Çantamın ön gözünden çıkardığım parayı içtiğim bardağın altına yerleştirip yavaşça ayağı kalktım. Garson kadının gözleri bendeydi. Siyah sırt çantamın kolunu tek omzuma asıp ağır adımlarla kafenin çıkışına ilerlediğimde ayağım geri geri gitmek istiyordu. O eve gideceğim gerçeği ayağımın bile gerilemesine sebep olurken bir de o eve gittiğimde ruhumun hali ayağımdan bin beter oluyordu. Ruhum geriliyordu. Tabii şununda farkındaydım. Eğer o eve biraz daha geç gidersem, ruhumun başına gelecek en kötü gerileme bile zihnimin başına gelecek kötülüklerin yanında en iyi ihtimal kalırdı.


Ben o evden iliklerime kadar nefret etmiştim.


Kafenin cam kapısından dışarıya adım attığım ilk anda kafamdan aşağı bocalayan yağmuru benimsedim. Ensemin altında biten koyu renk saçlarımın yağmur yüzünden daha da koyulaştığına emin olurken siyah montumun şapkasını çekme gereği duymadan caddenin kaldırımında ilerlemeye başladım. Adımlarım temkinli, duruşum her zaman ki gibi dikti. Duruşumun dikliği, adımlarımın ve karakterimin temkinliliği olmasaydı eğer bende şu anda olmazdım. Duruşuma ve karakterime çok şey borçluydum.

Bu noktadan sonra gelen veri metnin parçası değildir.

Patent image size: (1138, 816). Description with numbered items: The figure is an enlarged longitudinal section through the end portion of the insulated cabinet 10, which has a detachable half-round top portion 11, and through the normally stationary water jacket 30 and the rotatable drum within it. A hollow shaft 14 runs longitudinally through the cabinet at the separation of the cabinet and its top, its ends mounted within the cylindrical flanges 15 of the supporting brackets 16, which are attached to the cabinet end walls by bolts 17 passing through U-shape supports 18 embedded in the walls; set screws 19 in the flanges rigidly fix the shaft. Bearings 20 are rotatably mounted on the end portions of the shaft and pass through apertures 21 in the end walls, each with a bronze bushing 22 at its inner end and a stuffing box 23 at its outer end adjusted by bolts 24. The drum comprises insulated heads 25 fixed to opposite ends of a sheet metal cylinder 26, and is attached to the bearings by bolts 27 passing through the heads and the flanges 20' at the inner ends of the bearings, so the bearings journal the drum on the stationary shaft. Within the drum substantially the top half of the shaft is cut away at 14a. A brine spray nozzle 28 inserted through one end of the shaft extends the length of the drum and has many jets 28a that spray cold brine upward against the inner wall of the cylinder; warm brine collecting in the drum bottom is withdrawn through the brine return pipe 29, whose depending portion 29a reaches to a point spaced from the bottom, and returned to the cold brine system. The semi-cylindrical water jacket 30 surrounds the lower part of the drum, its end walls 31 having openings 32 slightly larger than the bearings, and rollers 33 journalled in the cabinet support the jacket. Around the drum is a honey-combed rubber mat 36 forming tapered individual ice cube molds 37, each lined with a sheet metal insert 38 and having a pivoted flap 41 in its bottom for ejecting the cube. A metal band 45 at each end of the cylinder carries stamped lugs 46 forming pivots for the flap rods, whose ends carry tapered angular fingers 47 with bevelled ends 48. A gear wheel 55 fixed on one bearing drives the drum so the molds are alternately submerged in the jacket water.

Gerçekten çok şey borçluydum.

Ellerimi montumun ceplerine koyup kendimi kulağımda bangırdayan müziğe verirken gökyüzünün grinin tonlarıyla olan dansı yeryüzüne öyle bir yansıyordu ki insan ister istemez huzurla doluyordu. Tabii benim huzurum genellikle kısa sürerdi. On saniye falan.

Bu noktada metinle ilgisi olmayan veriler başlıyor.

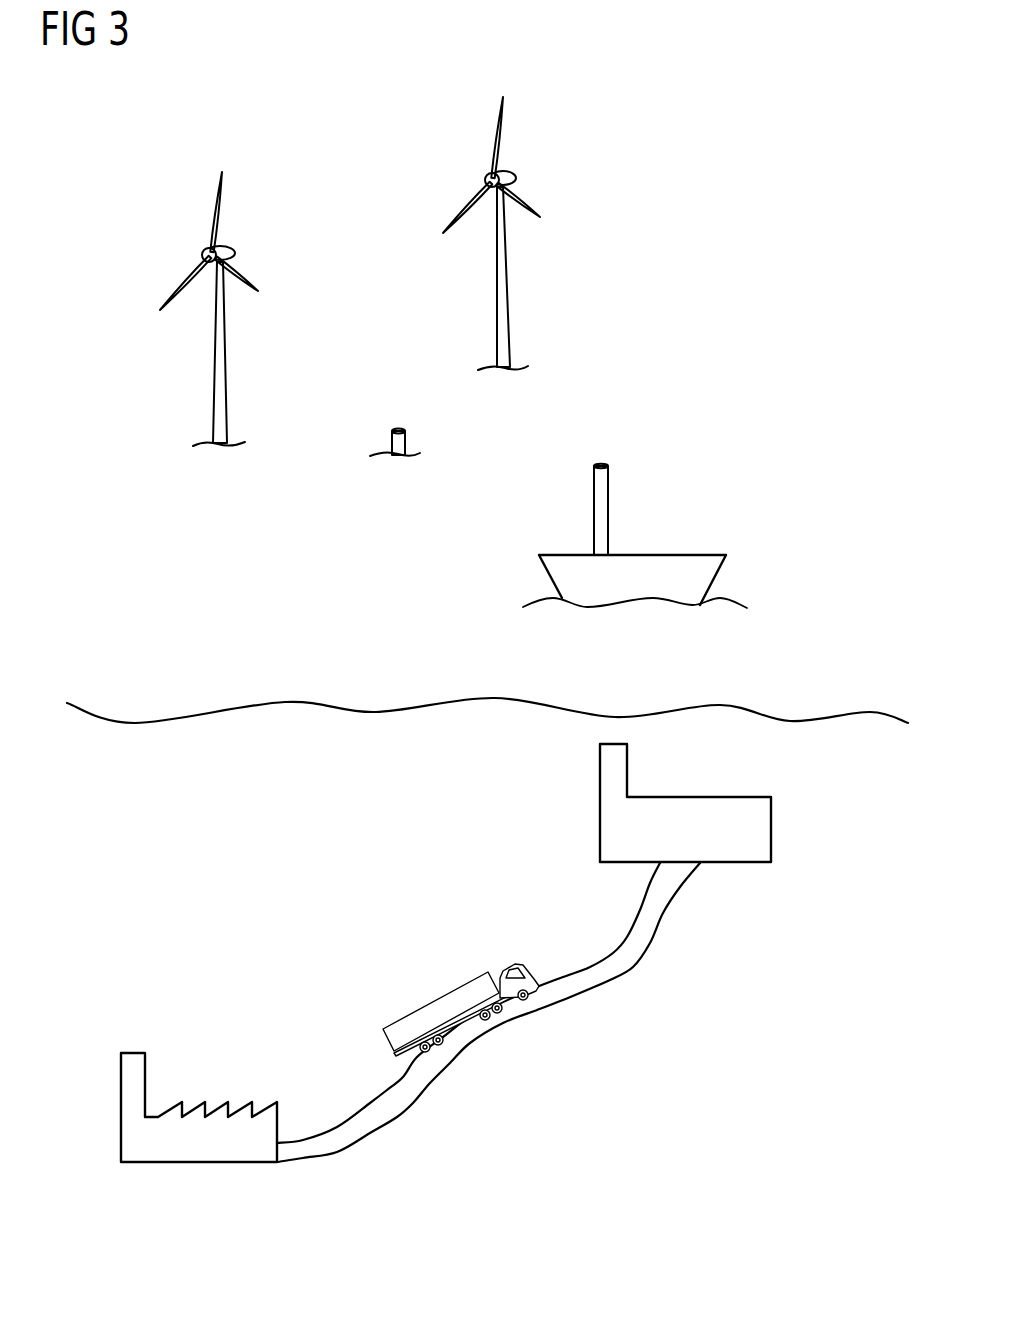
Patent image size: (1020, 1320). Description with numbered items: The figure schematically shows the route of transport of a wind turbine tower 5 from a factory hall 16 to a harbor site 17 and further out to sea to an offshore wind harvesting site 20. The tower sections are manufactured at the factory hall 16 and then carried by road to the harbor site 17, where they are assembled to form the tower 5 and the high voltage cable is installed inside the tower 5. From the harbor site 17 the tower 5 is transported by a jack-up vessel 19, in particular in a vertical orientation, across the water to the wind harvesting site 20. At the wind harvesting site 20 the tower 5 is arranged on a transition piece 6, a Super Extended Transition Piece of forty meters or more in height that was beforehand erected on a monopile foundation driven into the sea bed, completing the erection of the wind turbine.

The wind harvesting site 20 is at (298, 141).
The transition piece 6 is at (395, 428).
The tower 5 is at (603, 506).
The jack-up vessel 19 is at (658, 536).
The harbor site 17 is at (772, 824).
The factory hall 16 is at (121, 1131).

Montumun iç cebinde çalmaya başlayan telefonumun melodisini kulağımı çatlattığında kaşlarımı çatmamak için büyük bir çaba göstermiştim ama yine boşa gitmişti. Alnımın ortasında oluşan yarığa tüm sinirimi bastırırken yağmur, yürüyüş ve müzik üçlememi bozan kişinin kim olduğunu çok iyi biliyordum o yüzden arayana bakma gereksimi duymadan kulaklığın küçük düğmesine basıp aramayı cevapladım.